Plaaakk.. Tamparan itu kembali mendarat di mukaku. Entah untuk kesekian kalinya. Aku sudah tidak bisa menghitungnya.
"Masak gini aja nggak becus, rasanya pedas sekali. Kamu sengaja ya mau bikin perutku sakit trus masuk rumah sakit trus mati??". Plaaakkk, tamparan kedua tahu - tahu sudah mendarat di pipiku tanpa aku sadari. Lelaki yang katanya suamiku itu pergi tanpa memberiku kesempatan untuk membela diri. Aih, apa itu membela diri? Tak pernah ada kata - kata itu dalam kamus hidupku. Yang aku tahu, seorang istri harus nrimo, nggak boleh melawan, dengan berbagai alasan.
Sejak menikah setahun yang lalu, aku diputuskan untuk menjadi ibu rumah tangga. Aku keluar dari kantor tempatku bekerja. Praktis, itu memangkas habis koneksiku dengan dunia di luar sana, paling banter aku ke pasar di ujung kompleks. Bayangan kehidupan pernikahan yang membahagiakan ternyata hanya berumur seumur kesegaran bunga setelah dipetik dari pohonnya. Aku lebih pantas disebut sebagai pembantu, daripada disebut sebagai istri. Setiap hari bentakan dan pukulan menjadi menu harian. Tak pernah ada pujian apalagi rayuan. Pun ketika suamiku meminta dilayani, aku ditarik ke ranjang bagaikan hewan.

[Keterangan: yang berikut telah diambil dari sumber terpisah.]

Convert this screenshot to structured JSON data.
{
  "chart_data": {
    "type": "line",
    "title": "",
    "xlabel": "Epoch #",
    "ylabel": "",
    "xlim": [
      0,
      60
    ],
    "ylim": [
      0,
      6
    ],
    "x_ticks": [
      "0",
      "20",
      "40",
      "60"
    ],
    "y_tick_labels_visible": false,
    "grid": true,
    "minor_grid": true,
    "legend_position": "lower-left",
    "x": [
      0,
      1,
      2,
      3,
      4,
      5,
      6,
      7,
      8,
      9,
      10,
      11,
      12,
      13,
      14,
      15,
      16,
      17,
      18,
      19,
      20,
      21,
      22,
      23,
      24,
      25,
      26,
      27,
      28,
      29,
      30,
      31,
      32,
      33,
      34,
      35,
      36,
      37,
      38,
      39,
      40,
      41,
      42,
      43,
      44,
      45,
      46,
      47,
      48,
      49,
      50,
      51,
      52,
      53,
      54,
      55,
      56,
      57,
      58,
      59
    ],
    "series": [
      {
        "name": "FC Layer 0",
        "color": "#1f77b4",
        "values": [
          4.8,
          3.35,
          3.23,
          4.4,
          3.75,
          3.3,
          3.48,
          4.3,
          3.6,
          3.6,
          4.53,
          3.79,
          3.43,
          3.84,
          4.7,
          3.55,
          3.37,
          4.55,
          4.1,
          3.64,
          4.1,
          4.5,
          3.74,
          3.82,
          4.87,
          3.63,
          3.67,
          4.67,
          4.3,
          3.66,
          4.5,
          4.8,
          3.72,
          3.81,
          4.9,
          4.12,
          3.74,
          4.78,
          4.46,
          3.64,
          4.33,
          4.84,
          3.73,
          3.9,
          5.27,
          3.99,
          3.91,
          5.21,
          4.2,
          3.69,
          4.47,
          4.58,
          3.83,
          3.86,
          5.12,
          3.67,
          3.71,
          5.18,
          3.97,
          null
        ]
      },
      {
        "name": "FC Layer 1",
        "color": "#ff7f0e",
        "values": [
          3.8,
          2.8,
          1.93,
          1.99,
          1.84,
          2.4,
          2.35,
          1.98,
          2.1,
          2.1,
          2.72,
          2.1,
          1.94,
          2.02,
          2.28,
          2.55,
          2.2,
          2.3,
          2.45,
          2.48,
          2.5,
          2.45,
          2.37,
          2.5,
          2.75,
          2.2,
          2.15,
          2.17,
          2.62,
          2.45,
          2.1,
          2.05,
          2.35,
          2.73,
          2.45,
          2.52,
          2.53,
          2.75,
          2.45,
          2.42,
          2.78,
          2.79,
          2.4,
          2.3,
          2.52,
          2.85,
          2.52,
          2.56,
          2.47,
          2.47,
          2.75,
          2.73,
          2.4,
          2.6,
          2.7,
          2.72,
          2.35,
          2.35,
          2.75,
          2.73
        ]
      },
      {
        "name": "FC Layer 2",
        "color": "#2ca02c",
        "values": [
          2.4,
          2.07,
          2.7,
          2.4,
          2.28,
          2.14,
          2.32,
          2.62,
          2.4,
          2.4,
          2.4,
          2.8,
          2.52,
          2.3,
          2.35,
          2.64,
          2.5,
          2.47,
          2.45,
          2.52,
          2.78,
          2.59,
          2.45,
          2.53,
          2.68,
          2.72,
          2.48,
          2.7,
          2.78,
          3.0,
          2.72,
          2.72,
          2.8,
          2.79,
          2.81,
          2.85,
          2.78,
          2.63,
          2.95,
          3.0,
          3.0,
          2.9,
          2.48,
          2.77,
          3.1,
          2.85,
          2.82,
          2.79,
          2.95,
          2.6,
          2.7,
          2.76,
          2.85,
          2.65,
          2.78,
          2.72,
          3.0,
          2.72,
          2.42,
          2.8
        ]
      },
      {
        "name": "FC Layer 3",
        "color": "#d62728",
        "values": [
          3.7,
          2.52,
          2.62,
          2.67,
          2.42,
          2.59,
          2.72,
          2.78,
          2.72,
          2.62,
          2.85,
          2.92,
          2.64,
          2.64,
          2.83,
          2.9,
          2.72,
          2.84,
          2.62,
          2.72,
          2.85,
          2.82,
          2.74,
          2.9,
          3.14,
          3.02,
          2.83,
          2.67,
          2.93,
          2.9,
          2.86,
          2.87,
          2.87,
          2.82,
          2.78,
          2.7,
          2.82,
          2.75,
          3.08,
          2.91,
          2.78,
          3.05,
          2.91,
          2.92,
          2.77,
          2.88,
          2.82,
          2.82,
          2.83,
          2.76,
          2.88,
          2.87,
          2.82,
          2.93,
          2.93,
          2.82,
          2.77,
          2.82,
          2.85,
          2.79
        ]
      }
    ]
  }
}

Sebulan terakhir suamiku mengeluh capek dengan kehidupan pernikahan kami, kekasarannya semakin menjadi. Dia mengeluhkan aku tidak lagi berguna, semua pekerjaanku buruk di matanya. Ketika aku membukakan pintu malam tadi, dia menendangku hingga aku teperosok ke kaki kursi. "Minggir, aku capek... Aku mau tidur". Darah mengalir dari keningku, tapi dia berlalu tak peduli. "Jadi perempuan jangan manja, disenggol dikit saja langsung berdarah, payaahhhh", teriaknya dari dalam kamar.
Biasanya, ketika malam tengah beranjak larut, aku masuk ke dalam kamar. Aku memeriksa selimut, pengusir nyamuk, dan suhu di ruangan. Aku selalu memastikan suamiku beristirahat dengan nyenyak. Malam ini setelah melakukan ritual itu, aku menangis di ujung pintu. Betapa hatiku pilu, bukan hanya karena perlakuan kasar yang setiap hari aku terima darinya, tapi lebih karena aku menyadari bahwa kehadiranku semakin menjadi beban untuk hidupnya.
"Selamat malam sayang, sekarang kamu bisa tenang dalam istirahatmu", bisikku dalam hati, sambil mencabut sebilah pisau yang telah menghunus nadinya. Aku sama sekali tidak membayangkan, bahwa untuk mengakhiri penderitaannya hanya diperlukan cara semudah ini.